Semhar Tesfagiorgis, who is black British with a national ethnic origin of Eritrean, successfully sued the casino over an incident in December 2019, when she and a black colleague were prevented from working at the table who had requested “females with fair skin”.
The tribunal heard evidence that racist and sexist demands of rich patrons of the Club were routinely accommodated. It specifically found: “that the claimant and her black female colleagues were held back from going on duty because they were not “Western looking female staff”.
For the majority of the time that Tesfagiorgis worked for the Gaming Department of the casino in Curzon Street it had only three black employees out of approximately 100. There were no black male dealers or inspectors. The three black employees were all of gave evidence to the tribunal.
Crown Aspinalls tried to defend the claims by stating that the reason for not allowing Tesfagiorgis and her black colleague from dealing with a patron was not because of race, “but because of the perception that it was necessary to accommodate patrons’ request, no matter how unreasonable, in order the further the interests of the business.”

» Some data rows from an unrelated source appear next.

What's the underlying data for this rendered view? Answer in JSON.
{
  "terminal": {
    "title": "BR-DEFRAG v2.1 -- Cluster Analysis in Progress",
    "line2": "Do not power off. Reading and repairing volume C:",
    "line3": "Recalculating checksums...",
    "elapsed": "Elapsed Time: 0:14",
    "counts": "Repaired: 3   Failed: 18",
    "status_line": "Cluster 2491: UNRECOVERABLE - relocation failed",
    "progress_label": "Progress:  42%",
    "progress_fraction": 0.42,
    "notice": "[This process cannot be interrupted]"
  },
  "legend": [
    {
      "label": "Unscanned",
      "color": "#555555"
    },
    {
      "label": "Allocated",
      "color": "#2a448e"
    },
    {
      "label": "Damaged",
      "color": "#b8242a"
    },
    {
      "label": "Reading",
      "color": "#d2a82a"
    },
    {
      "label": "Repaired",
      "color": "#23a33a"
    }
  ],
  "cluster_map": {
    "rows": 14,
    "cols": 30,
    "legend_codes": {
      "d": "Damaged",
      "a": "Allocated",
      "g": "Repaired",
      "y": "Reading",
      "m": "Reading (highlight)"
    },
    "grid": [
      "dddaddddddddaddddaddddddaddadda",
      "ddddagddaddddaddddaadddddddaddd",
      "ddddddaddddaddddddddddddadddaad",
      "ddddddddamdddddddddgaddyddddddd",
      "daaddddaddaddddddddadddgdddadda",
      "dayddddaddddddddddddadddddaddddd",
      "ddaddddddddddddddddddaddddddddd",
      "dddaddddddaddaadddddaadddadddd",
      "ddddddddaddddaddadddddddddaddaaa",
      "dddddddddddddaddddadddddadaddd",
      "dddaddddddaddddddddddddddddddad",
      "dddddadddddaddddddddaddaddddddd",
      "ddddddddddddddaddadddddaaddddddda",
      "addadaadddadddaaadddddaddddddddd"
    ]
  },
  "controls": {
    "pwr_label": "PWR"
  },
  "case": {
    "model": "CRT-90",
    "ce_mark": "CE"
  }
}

This was dismissed, and the tribunal said: “We find that it was direct discrimination. The reason that the claimant was not brought on to deal to the patron in June 2015 and on 4 December 2019 was because she is black.”
The successful Tesfagiorgis said: “This has been a long and hard journey of David and Goliath proportions. I took on the might of a multibillion pound industry that has exploited the whims and wants of rich patrons to the detriment of its hard working staff for far too long.”
She describes how she had been “gas lighted”and “shut down” when she tried to discuss the racism she had experienced, and acknowledged this was not an isolated incident.
Founding Partner of Cole Khan Solicitors, Shazia Khan, who has acted for the Claimant throughout her Tribunal claim expressed hope that “it [the decision] enables a root and branch reform of the Casino and Gaming Industry to address the racist and sexist conduct that drove my client out of a career she clearly loved.”